Dan pada saat yang sama.


Tak jauh dari lokasi lain di sekolah, He Yuzhi sedang menundukkan kepalanya untuk melihat apakah ada berita baru yang datang dari seberang, sehingga layar ponselnya menyala dan memancarkan cahaya putih.


Cheng Liang mendekat dan meletakkan tangannya di bahunya tanpa malu-malu.


"Hei, kamu ngobrol dengan kakak yang mana?"


"Sangat cemas? Kamu bahkan tidak melihat ke jalan saat berjalan."


Setelah mendengarkan kata-kata Cheng Liang, beberapa anak laki-laki mulai berteriak: "Kakak Yu, ada sesuatu yang terjadi. Katakan padaku, sekolah mana yang cantik? Atau gadis dari keluarga siapa?"


He Yuzhi mengerutkan kening dan melepaskan tangan Cheng Liang dari bahunya dengan suara tenang. “Pergi, berhenti bicara omong kosong.”


“Saya meminta sopir untuk membawa Wenzhi kembali.”


Mata Cheng Liang melebar: "Sial, apakah kamu baik sekali? Aku sudah mengenalmu selama bertahun-tahun. Kenapa aku tidak menyadarinya? Aku sudah lama memperhatikan bahwa kalian berdua bertingkah aneh dalam enam bulan terakhir. ."

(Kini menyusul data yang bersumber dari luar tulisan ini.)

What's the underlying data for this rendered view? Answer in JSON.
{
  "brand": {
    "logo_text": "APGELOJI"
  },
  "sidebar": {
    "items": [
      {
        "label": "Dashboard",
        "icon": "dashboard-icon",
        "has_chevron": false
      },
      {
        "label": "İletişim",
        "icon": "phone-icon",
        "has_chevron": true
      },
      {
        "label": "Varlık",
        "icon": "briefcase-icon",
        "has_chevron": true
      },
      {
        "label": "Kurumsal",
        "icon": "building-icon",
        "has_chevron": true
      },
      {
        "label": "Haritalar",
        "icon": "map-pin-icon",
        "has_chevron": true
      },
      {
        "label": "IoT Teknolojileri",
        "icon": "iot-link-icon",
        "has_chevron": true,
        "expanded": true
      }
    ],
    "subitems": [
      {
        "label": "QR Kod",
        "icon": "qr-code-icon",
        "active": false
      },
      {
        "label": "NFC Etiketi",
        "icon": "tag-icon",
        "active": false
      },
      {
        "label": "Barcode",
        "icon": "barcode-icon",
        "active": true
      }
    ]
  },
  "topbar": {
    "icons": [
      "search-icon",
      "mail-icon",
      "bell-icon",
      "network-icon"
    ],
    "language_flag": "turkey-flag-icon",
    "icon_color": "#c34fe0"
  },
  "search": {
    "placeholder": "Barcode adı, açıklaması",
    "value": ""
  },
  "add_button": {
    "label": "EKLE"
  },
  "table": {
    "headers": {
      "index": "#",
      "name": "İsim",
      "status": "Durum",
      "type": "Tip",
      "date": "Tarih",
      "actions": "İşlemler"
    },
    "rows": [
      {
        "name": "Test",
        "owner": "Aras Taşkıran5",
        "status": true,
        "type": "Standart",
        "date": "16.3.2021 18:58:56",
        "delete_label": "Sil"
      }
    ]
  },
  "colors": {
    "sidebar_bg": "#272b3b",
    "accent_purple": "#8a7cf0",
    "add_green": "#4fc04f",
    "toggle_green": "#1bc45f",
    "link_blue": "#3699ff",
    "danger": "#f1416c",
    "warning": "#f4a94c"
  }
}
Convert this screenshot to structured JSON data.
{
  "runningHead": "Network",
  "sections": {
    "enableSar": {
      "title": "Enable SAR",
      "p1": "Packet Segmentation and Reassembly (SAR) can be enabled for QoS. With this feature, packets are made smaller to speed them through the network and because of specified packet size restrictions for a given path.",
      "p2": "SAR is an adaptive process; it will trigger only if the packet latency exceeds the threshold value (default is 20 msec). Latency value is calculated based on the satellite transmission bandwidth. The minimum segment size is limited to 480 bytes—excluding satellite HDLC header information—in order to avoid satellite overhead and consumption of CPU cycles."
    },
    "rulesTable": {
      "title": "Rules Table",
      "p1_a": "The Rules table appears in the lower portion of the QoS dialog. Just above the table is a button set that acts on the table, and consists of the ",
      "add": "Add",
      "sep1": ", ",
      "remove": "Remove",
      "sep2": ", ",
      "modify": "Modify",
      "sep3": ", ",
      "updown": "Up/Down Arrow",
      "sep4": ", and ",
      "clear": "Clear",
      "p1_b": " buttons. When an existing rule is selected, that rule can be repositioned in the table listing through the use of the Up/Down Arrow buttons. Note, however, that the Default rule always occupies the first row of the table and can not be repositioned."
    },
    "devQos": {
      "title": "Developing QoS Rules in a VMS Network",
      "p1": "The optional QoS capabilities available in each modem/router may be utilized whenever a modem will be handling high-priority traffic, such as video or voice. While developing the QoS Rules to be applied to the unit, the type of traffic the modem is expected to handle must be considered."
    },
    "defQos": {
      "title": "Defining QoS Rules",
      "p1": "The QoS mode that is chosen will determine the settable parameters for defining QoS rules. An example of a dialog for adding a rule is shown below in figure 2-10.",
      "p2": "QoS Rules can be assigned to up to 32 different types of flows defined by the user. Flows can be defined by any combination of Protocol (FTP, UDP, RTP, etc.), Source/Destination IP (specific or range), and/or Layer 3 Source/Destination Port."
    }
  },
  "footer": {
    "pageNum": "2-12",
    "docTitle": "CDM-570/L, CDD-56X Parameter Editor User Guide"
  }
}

“Ada apa, bukankah kamu tidak menyukainya sekarang?”


"Sebelumnya kamu tidak diperbolehkan menyebutkan namanya? Sekarang kamu berbuat baik dan meminta sopirmu untuk mengantarnya pulang?"


Alis pemuda itu berkerut, dan fitur wajahnya yang halus tampak sedikit tidak wajar saat ini.


"TIDAK."


“Malam berikutnya harus belajar mandiri karena sudah terlambat. Ibunya takut terjadi sesuatu padanya, jadi dia hanya membantu mengantarnya pergi.”


“Itu bukan niatku,” dia mengerutkan kening dan berkata.



He Yuzhi tidak berbohong padanya, Sopirnya memang telah tiba, dan pihak lain tahu bahwa dia hanya menjemputnya.


Mobil mulai melaju setelah saya mendengar bahwa saya masuk ke dalam mobil. Pengemudi ini telah bersama keluarga He selama bertahun-tahun dan memiliki temperamen yang cukup baik. Biasanya saat He Yuzhi ada, dia jarang berbicara. Tapi hari ini He Yuzhi tidak ada di sini, jadi pengemudi dan Wenzhi mengobrol sebentar.


Wen Zhi merasa orang lain itu cukup baik.


Setelah kembali ke mansion, Wenzhi pergi untuk berbicara dengan Sun Hui selangkah demi selangkah, makan, dan kemudian kembali ke kamar tamunya untuk belajar.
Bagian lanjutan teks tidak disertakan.